The report notes the effects of severe winter weather and changes in wildlife management policies, but its chief concern is energy development in the region. It finds that although the economic downturn of the last two years has slowed development in the energy sector, exploration and development projects are now under construction across the region, and more are planned.

Unless measures are taken to reduce or mitigate the effects of energy development, which includes wind farms, transmission lines, drilling and roads, there will be negative effects on wildlife in the region, the report concludes.

"It is the opinion of many in the field of wildlife management that there will be significant negative impacts to native wildlife in their habitats. As a result of the impact of current and planned energy development, big game wildlife and greater sage grouse in the region will likely have difficulty maintaining current population levels," the study says.

"Hunting and watchable wildlife opportunities for sportsmen and other outdoor enthusiasts will likely decline as wildlife populations struggle to survive and adapt in the face of direct and indirect loss of habitat due to energy development."

Bruce Hinchey, president of the Petroleum Association of Wyoming (PAW), said he isn't familiar with the report, but he said he has hundreds of photographs of wildlife coexisting with energy development and using energy structures as shade and protection from the weather.

Just as energy follows boom and bust cycles, wildlife populations do, too, Hinchey said. There are always claims that development is scaring away animals when energy development can improve vegetation in reclaimed areas.

"Oil and gas development in Wyoming started in 1884, six years before Wyoming became a state," he said. "If energy development were so bad, all the wildlife would have disappeared 75 years ago."

PAW represents the oil and gas industry in the state. The energy sector also includes coal and wind, as well as energy transportation, such as pipelines and transmission lines.

Walt Gasson, executive director of the Wyoming Wildlife Federation, is less sanguine about the conflict. "Clearly, there are concerns around energy and wildlife populations. It's a blinding flash of the obvious for people who hunt along the border," he said.

Energy development on the scale that it's happening in Wyoming cannot help but bring impacts that are damaging to wildlife populations, including road, pipeline and transmission line construction that results in habitat fragmentation, among other things, Gasson said.

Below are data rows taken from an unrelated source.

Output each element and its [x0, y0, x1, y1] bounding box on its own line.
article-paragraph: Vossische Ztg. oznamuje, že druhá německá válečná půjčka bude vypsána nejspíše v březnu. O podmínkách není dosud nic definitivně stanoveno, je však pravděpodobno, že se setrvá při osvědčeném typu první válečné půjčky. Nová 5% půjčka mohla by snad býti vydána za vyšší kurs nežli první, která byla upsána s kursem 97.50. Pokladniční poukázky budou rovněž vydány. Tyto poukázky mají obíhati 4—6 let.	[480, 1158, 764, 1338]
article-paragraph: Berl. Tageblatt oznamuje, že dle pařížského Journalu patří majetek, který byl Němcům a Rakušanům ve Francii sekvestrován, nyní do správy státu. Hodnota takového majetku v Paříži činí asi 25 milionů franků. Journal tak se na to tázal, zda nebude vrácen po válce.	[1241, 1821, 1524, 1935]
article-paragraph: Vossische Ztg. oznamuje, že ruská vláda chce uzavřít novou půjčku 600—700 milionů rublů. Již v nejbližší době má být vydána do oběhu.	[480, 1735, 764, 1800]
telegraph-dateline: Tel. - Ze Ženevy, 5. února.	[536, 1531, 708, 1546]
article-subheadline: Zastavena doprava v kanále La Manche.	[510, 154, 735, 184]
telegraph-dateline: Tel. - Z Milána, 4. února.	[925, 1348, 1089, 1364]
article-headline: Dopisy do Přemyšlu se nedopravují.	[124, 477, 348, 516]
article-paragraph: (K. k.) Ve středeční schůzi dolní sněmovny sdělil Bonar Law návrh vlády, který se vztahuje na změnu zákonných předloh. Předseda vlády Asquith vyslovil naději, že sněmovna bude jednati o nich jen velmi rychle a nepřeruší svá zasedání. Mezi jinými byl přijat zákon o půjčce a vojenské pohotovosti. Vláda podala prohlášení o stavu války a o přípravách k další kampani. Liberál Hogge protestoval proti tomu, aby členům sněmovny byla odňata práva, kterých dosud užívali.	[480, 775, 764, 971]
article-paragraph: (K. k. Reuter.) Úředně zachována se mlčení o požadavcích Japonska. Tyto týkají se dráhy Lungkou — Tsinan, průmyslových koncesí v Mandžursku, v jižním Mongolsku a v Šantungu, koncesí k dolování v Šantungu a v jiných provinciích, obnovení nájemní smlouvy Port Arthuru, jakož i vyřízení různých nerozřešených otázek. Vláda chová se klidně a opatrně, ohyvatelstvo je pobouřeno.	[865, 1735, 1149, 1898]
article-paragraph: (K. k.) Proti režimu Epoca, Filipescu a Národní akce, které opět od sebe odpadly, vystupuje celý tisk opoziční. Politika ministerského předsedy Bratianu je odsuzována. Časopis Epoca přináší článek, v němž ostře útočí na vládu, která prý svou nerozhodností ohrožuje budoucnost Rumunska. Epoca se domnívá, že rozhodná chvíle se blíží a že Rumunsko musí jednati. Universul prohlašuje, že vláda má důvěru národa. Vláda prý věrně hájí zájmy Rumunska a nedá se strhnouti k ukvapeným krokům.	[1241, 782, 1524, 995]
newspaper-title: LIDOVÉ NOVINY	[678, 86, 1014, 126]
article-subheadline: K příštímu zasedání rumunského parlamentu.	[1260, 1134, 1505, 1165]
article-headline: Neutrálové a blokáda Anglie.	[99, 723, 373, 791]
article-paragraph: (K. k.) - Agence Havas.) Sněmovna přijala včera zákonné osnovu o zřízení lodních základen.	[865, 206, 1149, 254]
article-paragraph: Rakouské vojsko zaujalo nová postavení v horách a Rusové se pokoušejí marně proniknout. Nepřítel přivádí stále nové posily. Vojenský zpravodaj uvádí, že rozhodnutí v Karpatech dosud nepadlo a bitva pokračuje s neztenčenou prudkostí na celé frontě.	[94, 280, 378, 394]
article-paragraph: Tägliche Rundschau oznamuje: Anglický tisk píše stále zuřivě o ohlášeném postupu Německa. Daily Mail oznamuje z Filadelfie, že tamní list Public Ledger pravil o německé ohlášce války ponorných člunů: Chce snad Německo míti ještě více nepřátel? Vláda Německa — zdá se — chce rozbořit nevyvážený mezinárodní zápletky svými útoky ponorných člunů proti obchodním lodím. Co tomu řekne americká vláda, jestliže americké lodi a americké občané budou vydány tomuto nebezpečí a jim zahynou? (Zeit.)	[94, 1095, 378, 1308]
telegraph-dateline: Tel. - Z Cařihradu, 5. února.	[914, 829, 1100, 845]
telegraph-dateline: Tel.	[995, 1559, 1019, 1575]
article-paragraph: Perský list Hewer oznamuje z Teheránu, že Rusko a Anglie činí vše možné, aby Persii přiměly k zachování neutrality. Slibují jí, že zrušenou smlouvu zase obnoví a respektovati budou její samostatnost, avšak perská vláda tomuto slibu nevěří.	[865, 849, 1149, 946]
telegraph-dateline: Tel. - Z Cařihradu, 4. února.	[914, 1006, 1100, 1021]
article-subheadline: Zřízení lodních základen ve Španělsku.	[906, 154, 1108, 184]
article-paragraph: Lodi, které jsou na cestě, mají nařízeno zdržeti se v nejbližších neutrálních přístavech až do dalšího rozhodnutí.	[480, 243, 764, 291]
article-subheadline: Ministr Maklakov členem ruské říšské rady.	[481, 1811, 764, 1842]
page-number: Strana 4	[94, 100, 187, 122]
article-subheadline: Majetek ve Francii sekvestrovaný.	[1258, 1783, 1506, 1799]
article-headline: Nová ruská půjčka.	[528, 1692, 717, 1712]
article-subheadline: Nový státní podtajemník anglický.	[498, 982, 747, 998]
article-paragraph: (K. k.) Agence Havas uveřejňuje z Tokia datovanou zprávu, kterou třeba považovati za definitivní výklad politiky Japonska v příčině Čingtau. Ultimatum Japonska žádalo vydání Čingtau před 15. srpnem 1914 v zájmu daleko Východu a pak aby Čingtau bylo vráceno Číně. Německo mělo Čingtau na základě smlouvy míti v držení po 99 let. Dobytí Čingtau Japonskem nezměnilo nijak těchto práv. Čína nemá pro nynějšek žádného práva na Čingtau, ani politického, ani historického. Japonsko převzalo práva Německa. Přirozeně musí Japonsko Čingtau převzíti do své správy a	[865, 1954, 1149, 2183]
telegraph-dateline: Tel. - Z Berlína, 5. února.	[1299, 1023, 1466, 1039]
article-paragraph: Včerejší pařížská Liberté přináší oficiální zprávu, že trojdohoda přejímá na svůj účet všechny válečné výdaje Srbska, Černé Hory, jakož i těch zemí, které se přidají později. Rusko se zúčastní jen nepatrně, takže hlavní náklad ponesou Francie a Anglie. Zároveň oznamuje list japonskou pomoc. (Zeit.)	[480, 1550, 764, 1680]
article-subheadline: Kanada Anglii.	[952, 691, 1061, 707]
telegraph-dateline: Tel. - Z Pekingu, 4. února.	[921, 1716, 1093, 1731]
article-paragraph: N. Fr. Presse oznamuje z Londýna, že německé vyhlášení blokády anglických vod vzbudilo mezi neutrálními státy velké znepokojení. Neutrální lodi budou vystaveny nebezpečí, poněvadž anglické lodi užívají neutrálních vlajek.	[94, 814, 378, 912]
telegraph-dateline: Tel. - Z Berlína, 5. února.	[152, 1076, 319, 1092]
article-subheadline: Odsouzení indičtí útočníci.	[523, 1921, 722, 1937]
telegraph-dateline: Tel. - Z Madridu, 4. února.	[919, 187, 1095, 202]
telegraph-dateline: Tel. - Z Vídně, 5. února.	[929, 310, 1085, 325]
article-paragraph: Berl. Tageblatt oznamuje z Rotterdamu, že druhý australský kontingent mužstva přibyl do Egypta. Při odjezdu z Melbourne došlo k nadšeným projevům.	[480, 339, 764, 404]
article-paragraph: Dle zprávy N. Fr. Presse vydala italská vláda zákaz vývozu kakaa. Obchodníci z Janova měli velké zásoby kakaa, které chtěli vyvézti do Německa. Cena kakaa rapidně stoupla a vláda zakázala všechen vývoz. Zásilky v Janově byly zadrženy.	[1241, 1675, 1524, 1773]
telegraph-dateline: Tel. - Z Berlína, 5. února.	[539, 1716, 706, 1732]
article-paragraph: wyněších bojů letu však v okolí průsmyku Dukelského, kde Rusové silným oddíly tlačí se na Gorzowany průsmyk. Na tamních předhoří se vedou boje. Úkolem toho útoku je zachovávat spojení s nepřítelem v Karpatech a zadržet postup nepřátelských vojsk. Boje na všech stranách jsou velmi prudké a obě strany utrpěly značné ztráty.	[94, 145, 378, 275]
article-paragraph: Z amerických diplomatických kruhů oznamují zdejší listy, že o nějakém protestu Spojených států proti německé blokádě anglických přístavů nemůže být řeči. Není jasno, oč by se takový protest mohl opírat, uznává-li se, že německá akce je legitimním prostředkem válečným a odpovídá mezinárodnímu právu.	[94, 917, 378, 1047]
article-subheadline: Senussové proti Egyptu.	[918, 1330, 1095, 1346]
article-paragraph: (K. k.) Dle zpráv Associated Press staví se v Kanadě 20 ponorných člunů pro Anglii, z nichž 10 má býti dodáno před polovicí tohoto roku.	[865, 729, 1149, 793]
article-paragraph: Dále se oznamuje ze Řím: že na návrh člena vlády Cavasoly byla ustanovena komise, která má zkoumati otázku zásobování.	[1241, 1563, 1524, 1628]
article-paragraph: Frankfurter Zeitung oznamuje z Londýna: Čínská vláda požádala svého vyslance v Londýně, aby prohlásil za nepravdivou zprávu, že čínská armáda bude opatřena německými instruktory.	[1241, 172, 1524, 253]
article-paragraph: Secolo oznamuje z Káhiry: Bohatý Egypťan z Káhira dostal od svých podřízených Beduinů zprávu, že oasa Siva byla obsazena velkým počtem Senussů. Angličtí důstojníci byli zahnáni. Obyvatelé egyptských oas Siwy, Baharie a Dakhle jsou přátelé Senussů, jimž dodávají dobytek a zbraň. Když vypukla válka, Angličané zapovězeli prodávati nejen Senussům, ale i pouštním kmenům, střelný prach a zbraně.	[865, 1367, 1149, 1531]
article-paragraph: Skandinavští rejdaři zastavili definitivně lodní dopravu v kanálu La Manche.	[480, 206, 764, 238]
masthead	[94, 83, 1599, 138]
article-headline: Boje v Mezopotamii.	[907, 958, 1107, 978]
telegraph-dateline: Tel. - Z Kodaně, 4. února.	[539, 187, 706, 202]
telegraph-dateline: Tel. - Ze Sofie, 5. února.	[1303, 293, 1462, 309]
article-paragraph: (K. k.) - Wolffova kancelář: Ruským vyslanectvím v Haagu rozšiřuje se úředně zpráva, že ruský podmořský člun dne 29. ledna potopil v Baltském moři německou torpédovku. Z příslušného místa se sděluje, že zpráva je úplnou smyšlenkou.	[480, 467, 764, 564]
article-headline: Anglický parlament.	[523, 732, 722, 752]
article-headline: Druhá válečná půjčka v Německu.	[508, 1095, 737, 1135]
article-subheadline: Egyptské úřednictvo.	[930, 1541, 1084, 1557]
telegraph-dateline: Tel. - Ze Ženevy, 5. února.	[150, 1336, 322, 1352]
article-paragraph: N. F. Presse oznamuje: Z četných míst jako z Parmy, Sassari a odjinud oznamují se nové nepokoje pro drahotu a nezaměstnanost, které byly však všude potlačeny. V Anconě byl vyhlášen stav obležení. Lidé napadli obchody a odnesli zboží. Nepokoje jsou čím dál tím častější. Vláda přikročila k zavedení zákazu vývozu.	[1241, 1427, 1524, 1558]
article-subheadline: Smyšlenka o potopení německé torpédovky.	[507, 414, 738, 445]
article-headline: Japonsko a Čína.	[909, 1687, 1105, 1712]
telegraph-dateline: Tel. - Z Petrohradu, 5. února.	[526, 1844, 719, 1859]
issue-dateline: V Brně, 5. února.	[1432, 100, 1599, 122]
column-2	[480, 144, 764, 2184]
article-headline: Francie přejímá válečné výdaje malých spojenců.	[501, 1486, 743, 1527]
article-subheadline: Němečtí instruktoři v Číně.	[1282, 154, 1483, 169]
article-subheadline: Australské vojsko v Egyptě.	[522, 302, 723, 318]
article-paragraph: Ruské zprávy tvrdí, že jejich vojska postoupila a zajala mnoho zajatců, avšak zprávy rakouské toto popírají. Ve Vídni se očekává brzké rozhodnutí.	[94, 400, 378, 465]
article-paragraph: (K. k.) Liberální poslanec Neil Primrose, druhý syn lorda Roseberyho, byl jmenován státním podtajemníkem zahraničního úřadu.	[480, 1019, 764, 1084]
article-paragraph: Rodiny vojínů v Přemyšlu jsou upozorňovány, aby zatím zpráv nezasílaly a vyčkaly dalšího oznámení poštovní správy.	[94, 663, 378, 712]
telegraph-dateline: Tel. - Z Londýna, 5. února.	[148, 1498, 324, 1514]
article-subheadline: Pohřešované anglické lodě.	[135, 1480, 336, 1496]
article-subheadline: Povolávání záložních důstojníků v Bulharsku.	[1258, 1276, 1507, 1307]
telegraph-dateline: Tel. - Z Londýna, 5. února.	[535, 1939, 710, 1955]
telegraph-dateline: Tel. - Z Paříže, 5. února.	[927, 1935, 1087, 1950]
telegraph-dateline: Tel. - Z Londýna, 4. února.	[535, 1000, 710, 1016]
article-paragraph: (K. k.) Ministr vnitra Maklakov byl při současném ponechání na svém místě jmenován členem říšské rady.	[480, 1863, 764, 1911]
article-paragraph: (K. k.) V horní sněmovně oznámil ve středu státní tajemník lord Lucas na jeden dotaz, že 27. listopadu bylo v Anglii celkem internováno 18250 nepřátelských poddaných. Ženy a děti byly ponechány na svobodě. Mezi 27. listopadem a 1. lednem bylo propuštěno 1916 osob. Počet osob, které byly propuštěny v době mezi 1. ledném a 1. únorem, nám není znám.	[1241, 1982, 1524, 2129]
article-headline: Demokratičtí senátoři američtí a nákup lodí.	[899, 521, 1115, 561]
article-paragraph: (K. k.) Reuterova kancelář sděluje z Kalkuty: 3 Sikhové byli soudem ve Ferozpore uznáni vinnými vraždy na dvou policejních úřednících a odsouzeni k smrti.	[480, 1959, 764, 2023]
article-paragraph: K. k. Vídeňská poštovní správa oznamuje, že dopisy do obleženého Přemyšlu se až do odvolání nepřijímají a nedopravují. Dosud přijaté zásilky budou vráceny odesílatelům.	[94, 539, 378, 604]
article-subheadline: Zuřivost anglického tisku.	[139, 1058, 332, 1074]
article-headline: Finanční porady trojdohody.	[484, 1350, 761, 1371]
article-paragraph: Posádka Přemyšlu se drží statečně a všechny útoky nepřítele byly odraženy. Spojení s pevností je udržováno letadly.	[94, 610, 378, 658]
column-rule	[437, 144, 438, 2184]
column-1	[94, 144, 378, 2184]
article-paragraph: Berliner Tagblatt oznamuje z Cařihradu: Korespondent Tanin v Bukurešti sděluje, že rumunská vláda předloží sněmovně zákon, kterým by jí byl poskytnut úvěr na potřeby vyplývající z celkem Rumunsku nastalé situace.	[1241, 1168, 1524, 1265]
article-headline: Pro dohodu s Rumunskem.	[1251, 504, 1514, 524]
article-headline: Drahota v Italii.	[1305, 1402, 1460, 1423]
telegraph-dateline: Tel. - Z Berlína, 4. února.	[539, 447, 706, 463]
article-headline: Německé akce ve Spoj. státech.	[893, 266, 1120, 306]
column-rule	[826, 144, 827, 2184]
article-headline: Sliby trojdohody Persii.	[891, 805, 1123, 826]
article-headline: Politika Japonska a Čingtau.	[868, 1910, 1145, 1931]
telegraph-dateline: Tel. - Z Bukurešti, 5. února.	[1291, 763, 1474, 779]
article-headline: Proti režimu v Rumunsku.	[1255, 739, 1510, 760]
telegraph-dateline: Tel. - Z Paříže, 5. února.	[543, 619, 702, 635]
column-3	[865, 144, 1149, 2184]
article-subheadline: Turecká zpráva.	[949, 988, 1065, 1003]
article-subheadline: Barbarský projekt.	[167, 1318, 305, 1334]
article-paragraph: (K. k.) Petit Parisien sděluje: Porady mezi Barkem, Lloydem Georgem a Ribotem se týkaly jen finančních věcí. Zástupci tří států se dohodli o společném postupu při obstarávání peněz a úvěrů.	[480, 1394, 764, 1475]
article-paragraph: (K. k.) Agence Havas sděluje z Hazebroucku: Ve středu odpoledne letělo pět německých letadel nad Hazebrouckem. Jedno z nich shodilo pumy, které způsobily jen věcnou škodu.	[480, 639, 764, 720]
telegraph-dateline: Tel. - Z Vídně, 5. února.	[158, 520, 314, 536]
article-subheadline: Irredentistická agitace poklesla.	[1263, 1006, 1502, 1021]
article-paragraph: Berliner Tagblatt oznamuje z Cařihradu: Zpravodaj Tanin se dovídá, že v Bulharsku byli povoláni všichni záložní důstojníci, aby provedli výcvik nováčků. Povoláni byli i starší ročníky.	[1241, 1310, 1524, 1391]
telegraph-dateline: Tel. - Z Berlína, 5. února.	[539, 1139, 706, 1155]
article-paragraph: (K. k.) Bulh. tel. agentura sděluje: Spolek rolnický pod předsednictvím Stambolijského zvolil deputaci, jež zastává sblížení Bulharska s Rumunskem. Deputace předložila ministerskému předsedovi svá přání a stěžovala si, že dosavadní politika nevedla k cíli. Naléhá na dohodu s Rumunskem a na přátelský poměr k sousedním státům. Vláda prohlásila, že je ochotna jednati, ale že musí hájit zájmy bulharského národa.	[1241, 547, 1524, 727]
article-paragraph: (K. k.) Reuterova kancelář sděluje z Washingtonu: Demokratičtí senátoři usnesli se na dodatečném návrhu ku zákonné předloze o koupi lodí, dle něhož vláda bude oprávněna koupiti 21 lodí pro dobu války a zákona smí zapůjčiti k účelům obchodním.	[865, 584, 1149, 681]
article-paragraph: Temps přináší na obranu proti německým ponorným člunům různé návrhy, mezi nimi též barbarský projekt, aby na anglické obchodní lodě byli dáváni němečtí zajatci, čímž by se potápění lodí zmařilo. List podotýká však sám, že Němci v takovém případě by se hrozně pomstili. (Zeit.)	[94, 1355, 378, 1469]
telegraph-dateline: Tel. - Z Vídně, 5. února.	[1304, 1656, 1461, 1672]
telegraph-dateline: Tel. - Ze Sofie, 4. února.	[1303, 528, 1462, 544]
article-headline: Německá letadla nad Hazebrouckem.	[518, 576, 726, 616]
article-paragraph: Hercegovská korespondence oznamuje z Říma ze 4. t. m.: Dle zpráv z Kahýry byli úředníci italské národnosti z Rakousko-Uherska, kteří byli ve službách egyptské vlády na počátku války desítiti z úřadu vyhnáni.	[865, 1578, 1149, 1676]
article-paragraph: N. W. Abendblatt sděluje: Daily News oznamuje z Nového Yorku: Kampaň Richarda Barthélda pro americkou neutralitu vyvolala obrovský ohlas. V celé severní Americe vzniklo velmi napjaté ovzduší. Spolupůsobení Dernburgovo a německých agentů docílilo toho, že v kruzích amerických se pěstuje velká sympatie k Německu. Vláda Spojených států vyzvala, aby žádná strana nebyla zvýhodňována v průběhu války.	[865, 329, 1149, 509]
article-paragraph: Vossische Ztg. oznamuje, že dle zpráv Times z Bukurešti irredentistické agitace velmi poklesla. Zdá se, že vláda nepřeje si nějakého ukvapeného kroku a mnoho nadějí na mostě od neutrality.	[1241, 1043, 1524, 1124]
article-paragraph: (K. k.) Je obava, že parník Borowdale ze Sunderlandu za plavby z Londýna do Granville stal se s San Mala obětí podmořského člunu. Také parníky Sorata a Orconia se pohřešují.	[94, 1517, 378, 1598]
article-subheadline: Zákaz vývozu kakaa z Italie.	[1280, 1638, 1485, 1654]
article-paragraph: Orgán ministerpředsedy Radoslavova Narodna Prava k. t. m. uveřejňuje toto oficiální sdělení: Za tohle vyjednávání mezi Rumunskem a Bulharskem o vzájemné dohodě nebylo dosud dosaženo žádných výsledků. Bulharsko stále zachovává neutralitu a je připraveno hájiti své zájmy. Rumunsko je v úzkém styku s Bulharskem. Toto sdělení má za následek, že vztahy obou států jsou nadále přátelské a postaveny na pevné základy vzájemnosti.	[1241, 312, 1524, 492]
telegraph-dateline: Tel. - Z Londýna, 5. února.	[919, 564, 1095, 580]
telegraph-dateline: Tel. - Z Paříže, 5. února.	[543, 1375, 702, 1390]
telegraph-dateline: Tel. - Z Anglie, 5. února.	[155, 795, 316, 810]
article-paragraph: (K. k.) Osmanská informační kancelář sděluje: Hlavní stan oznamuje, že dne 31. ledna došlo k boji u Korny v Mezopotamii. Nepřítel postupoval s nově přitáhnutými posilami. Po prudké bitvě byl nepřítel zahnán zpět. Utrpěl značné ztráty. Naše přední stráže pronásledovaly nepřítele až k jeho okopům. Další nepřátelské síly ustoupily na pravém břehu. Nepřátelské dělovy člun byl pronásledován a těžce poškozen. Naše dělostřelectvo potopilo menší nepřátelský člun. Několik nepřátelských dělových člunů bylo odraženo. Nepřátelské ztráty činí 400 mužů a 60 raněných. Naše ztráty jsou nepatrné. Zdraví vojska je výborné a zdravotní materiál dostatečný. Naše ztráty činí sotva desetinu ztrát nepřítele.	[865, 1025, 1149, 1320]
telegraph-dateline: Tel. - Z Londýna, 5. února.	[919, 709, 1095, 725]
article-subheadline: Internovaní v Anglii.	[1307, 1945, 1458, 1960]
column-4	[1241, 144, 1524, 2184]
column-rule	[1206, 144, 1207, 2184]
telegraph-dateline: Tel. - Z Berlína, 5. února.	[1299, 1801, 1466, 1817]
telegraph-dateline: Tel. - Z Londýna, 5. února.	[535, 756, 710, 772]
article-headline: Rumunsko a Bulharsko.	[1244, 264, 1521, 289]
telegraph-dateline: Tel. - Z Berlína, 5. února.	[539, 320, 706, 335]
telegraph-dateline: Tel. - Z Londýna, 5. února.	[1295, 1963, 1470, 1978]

Two red flags the report raises are in mule deer and sage grouse populations, he said. Mule deer are an iconic game species in the West, and sage grouse populations are under scrutiny

"This report validates what we've been hearing from sportsmen for quite a while," Gasson said.

No one is pointing fingers or demonizing anyone, he said; increased domestic energy production reduces the need for imported energy.

"We need to be straight up and thoughtful about energy development. Hunting and fishing is a heritage for people, and that can't be expressed in dollars and cents. When those places are gone, they are gone," he said.

"Former Gov. Herschler said the tourism economy is a great sector. You've got it; you sell it, and you've still got it," Gasson explained. "If you take care of it, you have it for generations to come. I don't think it's a zero-sum game. You don't have to choose."

In the meantime, preparations for hunting season continue. Crimmins said Saratoga's calendar of events for October is pretty clear. No one schedules events or gatherings then because of the lure of hunting season.

Many Saratoga-area residents live there because of the recreation opportunities that are available, she said. "Because so many people are involved," she said, "it's harder to get things done."